Assuming that everyone who has read this far thinks their position in search is vital to the success of their marketing plan - indeed, hopefully, pivotal - we thought we ought to put review management into context with all your online marketing efforts.
We start with your website:
Is there anyone who seriously doubts that Winkworth have dedicated this important position on their branch home pages for anything but the best commercial reasons?
You invest, some of you heavily, in web design. You recognise that very few people are going to use your business without at least checking out your website. You understand that your prospective clients (those who pay your fees - vendors and landlords) don't need:
- to know that you sell/let property for a living
Some estate agents feel they must pay significant sums (we have heard of branches - single branches - paying upwards of £500 a month) - for PPC. If you are paying hundreds of pounds a month per branch to promote your agency, this paragraph may help you save significant amounts!
Up until recently there were two ways you could make yourselves more visible to someone searching for an estate agent: appear in the 'Magic 7' (the list of seven agents Google supplied for each local search) or pay Google for an advertisement (PayPerClick - PPC).
In the last six months there have been far reaching changes to the way Google displays its local search results: the Magic 7 has been reduced to the 3-pack. So now, assuming an average of fifteen estate agents are competing for any given search, your chances of appearing above-the-fold without paying Google are reduced from one-in-two to one-in-five, from 50% (reasonable odds) to 20% (awful odds).
A cynic might assume that Google has made these changes simply to drive PPC revenue, but, whatever Google's motive, businesses must react. And, in an ideal world, that reaction will not be to simply pay more PPC, it will be to examine cleverer (and more certain) ways to appear in the 3-pack.
Search engine optimisation has, for a long time now, been about a lot more than simply repeating 'estate agent in [location]' all over your site. Google's algorithms are far more complex than that these days, and that's where your web designers come in - it is their job to do their very best on your behalf to ensure your website stands the very best chance of appearing in the 3-pack.
And professional review management can help: Google loves reviews and attributes a value to them in search.

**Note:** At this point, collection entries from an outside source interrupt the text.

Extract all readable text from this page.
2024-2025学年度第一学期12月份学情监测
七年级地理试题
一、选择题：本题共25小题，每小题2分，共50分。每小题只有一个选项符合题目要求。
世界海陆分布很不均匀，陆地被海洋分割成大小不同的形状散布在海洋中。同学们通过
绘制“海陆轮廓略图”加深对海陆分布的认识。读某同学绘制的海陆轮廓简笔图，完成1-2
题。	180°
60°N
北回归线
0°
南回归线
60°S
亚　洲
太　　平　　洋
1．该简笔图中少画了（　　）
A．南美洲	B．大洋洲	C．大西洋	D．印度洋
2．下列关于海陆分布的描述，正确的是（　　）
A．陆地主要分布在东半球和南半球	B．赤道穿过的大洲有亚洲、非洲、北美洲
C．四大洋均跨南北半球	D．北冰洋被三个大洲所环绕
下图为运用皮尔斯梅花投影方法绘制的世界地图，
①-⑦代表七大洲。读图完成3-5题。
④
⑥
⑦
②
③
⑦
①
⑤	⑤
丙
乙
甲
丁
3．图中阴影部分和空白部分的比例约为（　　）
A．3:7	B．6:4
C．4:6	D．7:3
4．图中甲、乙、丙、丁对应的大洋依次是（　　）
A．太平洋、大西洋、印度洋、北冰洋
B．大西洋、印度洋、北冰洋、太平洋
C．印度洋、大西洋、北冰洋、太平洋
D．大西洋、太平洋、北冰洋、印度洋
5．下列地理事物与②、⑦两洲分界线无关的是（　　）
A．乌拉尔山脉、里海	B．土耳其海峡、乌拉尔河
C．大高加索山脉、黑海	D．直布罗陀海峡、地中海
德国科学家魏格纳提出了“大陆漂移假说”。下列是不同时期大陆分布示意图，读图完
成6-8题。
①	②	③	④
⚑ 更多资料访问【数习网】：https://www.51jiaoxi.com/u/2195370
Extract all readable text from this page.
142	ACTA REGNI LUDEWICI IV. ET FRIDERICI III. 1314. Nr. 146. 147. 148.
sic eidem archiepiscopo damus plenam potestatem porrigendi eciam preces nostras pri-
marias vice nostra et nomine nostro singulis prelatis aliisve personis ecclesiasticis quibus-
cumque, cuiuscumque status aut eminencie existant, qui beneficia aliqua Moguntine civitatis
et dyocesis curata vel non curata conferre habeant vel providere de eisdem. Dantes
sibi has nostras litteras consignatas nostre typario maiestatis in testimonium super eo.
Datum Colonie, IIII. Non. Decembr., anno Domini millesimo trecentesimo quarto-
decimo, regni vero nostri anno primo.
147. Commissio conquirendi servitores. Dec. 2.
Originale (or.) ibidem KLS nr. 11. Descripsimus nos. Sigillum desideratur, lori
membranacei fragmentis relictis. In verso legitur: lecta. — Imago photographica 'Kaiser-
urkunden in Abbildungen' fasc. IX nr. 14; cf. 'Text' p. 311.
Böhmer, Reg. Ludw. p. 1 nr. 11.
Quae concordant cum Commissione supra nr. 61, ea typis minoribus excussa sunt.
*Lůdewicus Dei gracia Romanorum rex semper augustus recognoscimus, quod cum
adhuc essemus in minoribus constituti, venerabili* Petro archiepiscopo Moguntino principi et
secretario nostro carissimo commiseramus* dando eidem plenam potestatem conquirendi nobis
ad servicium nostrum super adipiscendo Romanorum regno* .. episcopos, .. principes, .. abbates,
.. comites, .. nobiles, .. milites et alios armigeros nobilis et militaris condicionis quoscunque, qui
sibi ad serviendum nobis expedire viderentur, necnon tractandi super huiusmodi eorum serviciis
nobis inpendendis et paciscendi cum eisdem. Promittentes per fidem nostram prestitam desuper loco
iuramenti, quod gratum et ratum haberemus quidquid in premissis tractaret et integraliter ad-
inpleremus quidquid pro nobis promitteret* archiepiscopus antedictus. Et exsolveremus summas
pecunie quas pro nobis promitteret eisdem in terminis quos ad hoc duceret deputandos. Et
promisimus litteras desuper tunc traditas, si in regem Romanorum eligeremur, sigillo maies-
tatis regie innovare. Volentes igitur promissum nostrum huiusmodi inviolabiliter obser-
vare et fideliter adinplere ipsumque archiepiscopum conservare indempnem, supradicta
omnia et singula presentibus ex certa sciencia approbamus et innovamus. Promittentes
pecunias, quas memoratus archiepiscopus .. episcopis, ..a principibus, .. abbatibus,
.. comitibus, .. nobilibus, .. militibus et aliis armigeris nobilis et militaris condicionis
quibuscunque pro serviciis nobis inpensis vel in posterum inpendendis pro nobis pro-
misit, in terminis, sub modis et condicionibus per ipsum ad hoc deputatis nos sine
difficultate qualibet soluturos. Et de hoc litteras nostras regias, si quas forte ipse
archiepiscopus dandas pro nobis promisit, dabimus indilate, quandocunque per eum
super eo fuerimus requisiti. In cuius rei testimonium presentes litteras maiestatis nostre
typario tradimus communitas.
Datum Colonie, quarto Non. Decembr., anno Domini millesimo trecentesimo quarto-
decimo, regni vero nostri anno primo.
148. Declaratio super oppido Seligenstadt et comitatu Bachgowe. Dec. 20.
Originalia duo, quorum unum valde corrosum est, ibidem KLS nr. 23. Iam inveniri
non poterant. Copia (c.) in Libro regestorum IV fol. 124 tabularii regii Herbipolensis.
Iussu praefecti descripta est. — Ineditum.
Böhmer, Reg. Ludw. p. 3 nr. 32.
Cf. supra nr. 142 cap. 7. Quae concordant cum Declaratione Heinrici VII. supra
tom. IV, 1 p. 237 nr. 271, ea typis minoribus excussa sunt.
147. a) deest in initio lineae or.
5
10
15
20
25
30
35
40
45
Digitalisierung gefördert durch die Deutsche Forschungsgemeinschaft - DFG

Even more than that, consumers love reviews too.
This heading covers any website that purports to deliver informed consumer choice, and most incorporate some kind of review mechanism, so sector specific sites like TripAdvisor and Booking.com (hotels) and AllAgents and RaterAgent (estate agents), as well as general sites like TrustPilot and Feefo, come under this umbrella.
This is a screenshot of a typical search; you will notice that only one natural listing shows 'above the fold' (i.e. before the consumer is forced to scroll). This places a massive premium on appearing in the 3-pack - otherwise you are looking at considerable outlay for your Ad to appear consistently. Greene & Co are, of course, HelpHound clients - note that they are not paying for the search term 'estate agent Maida Vale'!
Before Google took all the real-estate above-the-fold (the only part of the screen - and page one of search - that your prospective customer sees unless they bother to scroll down) for their own results (and reviews), these sites were seen by lots of potential customers (they generally appeared just under the business's own listing). Now these sites only appear when attached to paid-for ads or further down in the depths of natural search. Consumers are increasingly conditioned to look for Google reviews (and trust them, thanks to their link to a specific G+ identity).
More and more: reviews need to be on your own site and on Google.
But all of this is set to change - again! ...and become much simpler
That innocuous little word to the bottom right of the search bar is going to have far reaching effects for businesses without a dedicated review management programme
Google introduced their filter at the turn of the year - currently in mobile (that's 65% of search these days) and only for hotels and restaurants to begin with. Why only hotels and restaurants - so far? Google are not telling (any more than they warned that they were introducing the filter in the first place), but the logic for rolling it out to other businesses is unarguable.
When we search the web we don't just want a list of [plumbers], we want the best [plumbers]. Google is giving us just that with its filter. Right now you can conduct a mobile local search and filter out any restaurant (or hotel) that scores less than 4.0 out of 5, based on their Google reviews.
Why would Google not extend that facility from mobile to desk-top and from hotels and restaurants to plumbers, financial advisers and estate agents? We are sure they will. When? In all probability when they feel they have enough reviews in each business sector. And it's up to you, the businesses, to ensure that the reviews Google end up serving through their filter are great.
It is important to see review management as integral to your marketing efforts (not a luxury add-on). Professional review management should repay every penny invested many times over - and it should also save you money you would otherwise spend on 'essentials' like SEO and PPC.